I think that the rise of subscription services is a good thing for readers with the means to take advantage of them, but a very very bad thing for public libraries. It removes the incentive for our well-off and tech-savvy patrons (the only ones likely to have any clout) to support librarians in our struggle to offer ebooks to the public on any sort of reasonable terms.
Master and Margarita has the distinction of being both the only book I’ve ever read the entirety of in the original Russian and the only play I’ve seen in Russian. (I took three years of Russian, a long time ago, and of all the excerpts we read and translated, the start of that one is the one that made me want to read the rest and go to the trouble of finding it in the original.
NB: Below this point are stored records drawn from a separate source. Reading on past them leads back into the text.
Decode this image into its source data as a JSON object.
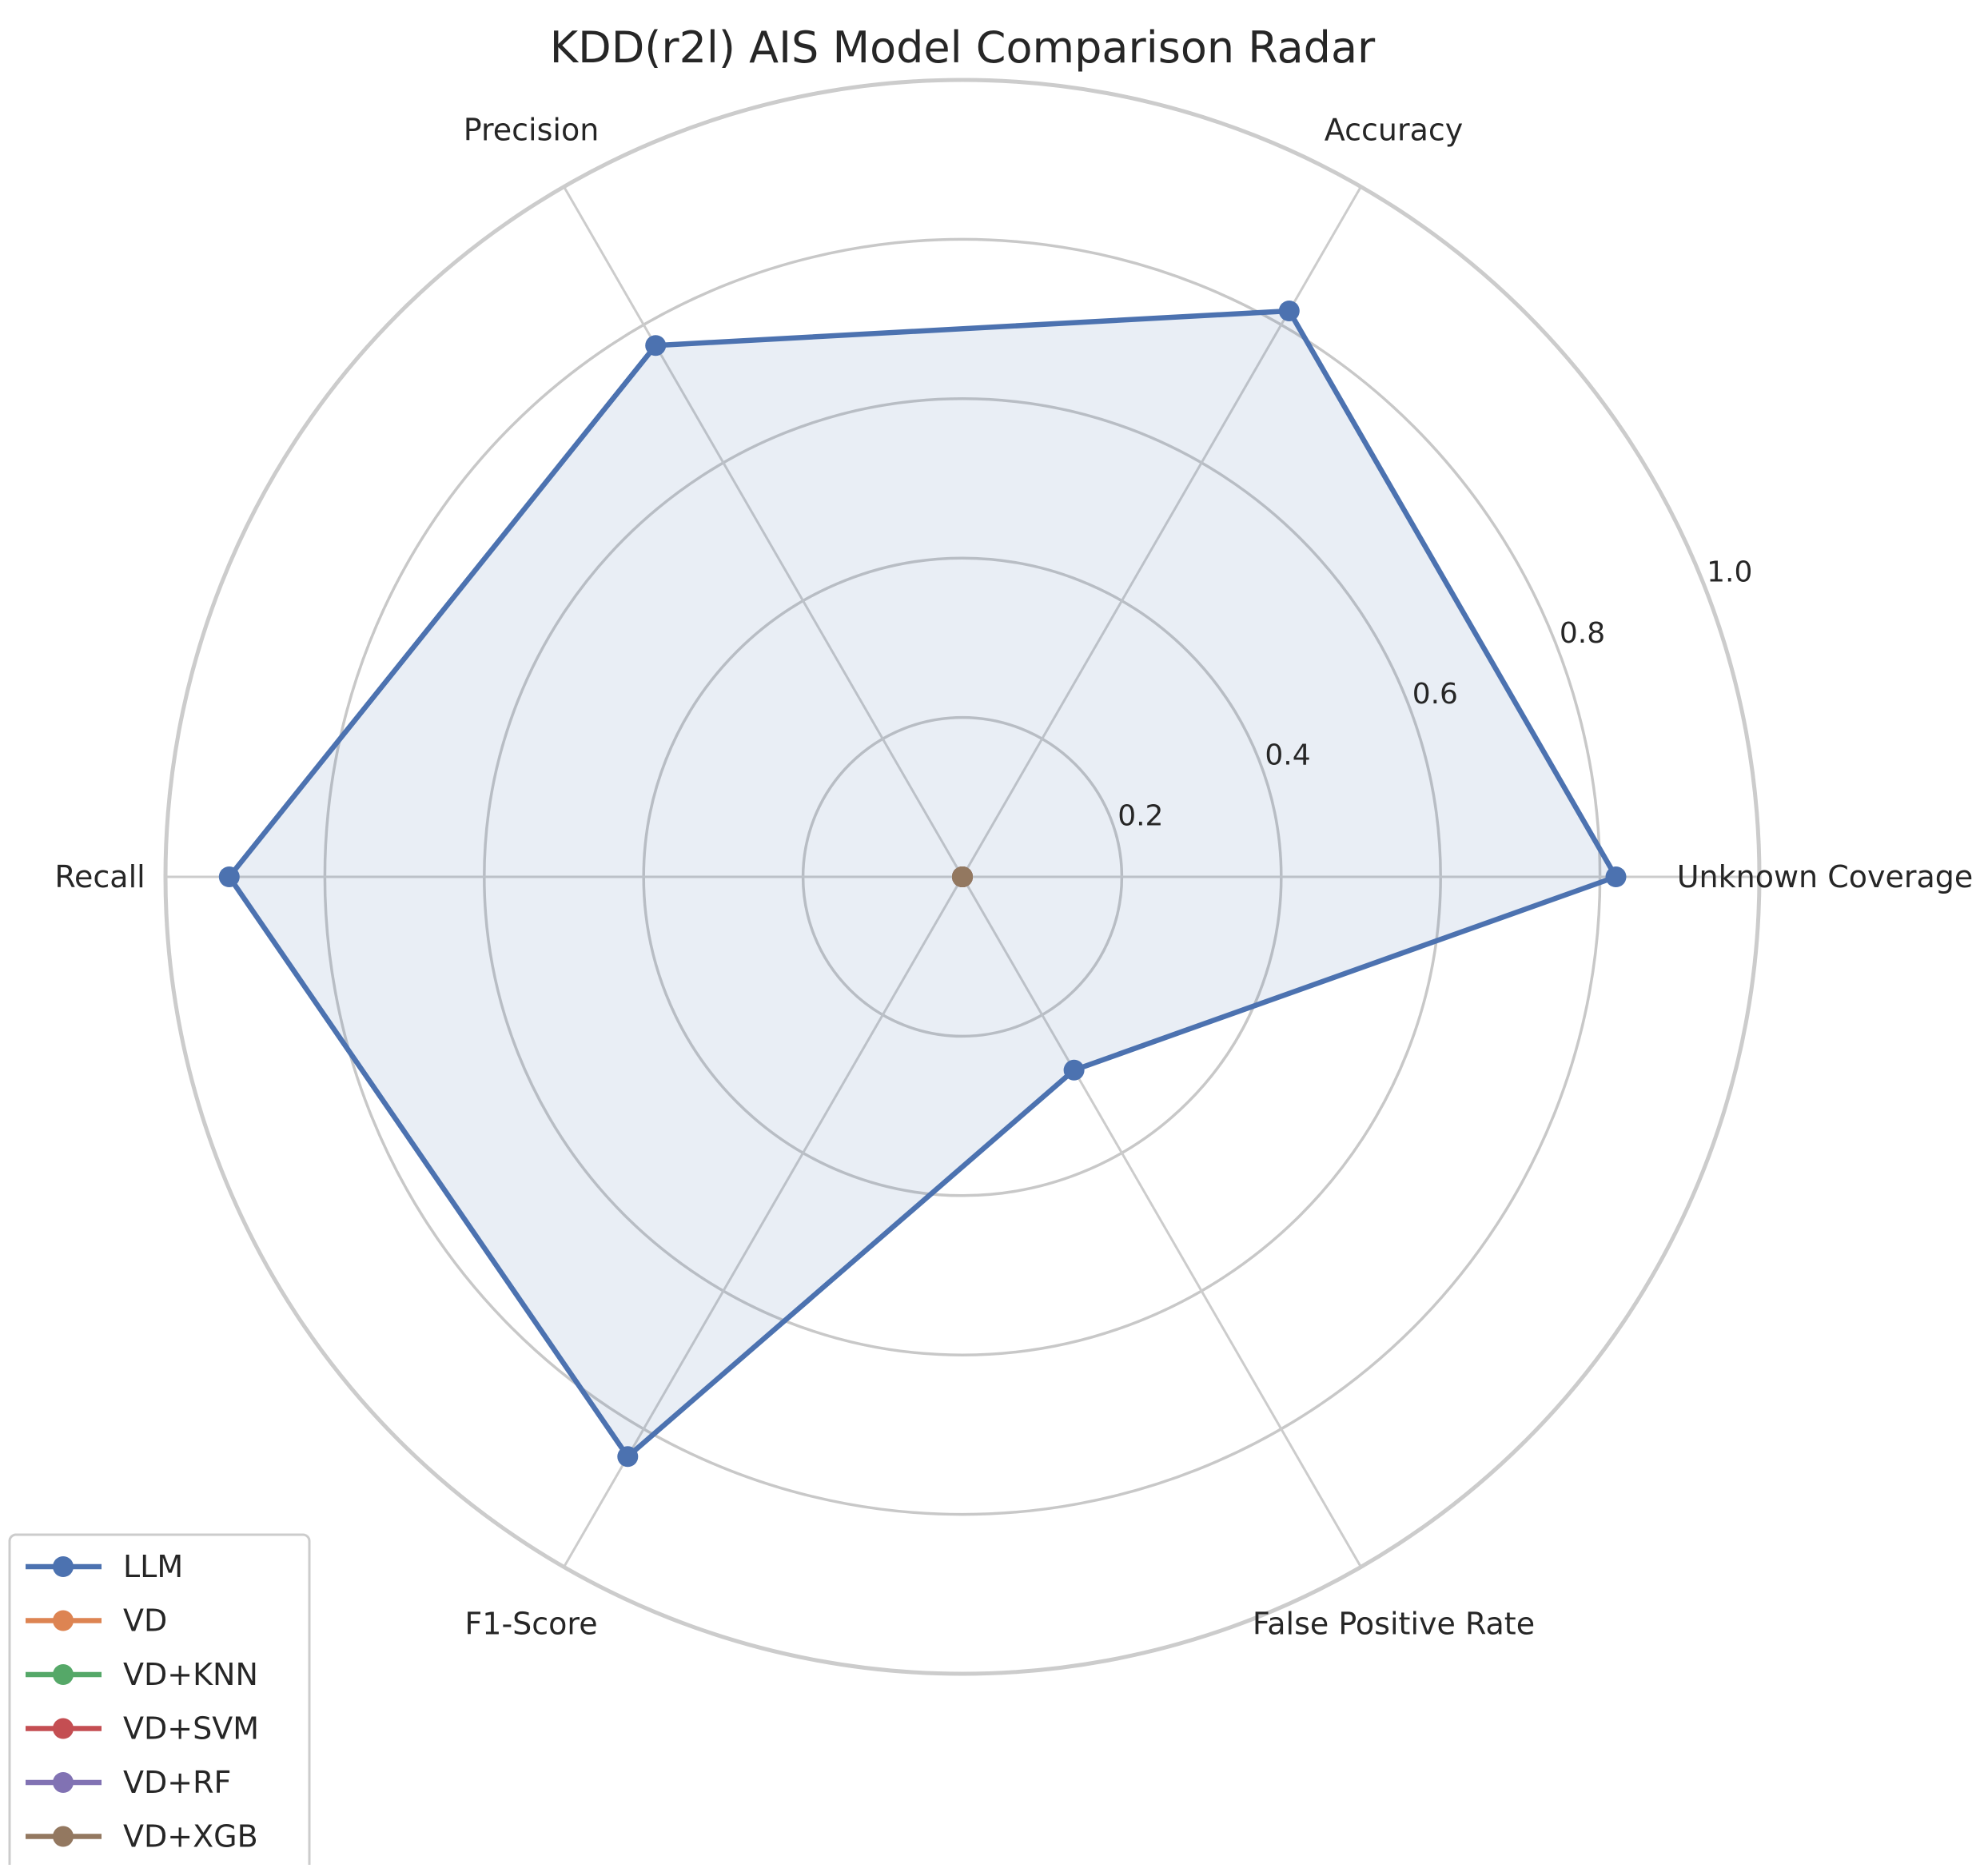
{
  "chart_data": {
    "type": "radar",
    "title": "KDD(r2l) AIS Model Comparison Radar",
    "axes": [
      "Unknown Coverage",
      "Accuracy",
      "Precision",
      "Recall",
      "F1-Score",
      "False Positive Rate"
    ],
    "rlim": [
      0,
      1.0
    ],
    "rticks": [
      0.2,
      0.4,
      0.6,
      0.8,
      1.0
    ],
    "rtick_labels": [
      "0.2",
      "0.4",
      "0.6",
      "0.8",
      "1.0"
    ],
    "grid": true,
    "legend_position": "lower-left",
    "series": [
      {
        "name": "LLM",
        "color": "#4c72b0",
        "values": [
          0.82,
          0.82,
          0.77,
          0.92,
          0.84,
          0.28
        ],
        "fill": true
      },
      {
        "name": "VD",
        "color": "#dd8452",
        "values": [
          0,
          0,
          0,
          0,
          0,
          0
        ]
      },
      {
        "name": "VD+KNN",
        "color": "#55a868",
        "values": [
          0,
          0,
          0,
          0,
          0,
          0
        ]
      },
      {
        "name": "VD+SVM",
        "color": "#c44e52",
        "values": [
          0,
          0,
          0,
          0,
          0,
          0
        ]
      },
      {
        "name": "VD+RF",
        "color": "#8172b3",
        "values": [
          0,
          0,
          0,
          0,
          0,
          0
        ]
      },
      {
        "name": "VD+XGB",
        "color": "#937860",
        "values": [
          0,
          0,
          0,
          0,
          0,
          0
        ]
      }
    ]
  }
}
And it just so happened that a Russian theater company was performing it in Chicago that year)
Unrelated to this posting but I found this ironic, there is an Ellora’s Cave ad under the sponsors banner…
Huh. I was looking for Master and Margarita last night. The universe is telling me something, it seems.
Seems to me the cult-book certificate is “This book has sold a million copies, spawned a zillion imitators, and its readers quote it to this day.” I liked the lack of snobbishness in compiling the list, (“Chariots of the Gods”), but God does it give precedence to English-written books.
Which is a very long way of saying; Where’s GGM and Cortázar? Should I be, as Latinamerican, happy that the list deigned to mention Borges?
@Mercy, is Master and Margarita short and easy to read? I keep thinking I should start reading classics in Russian.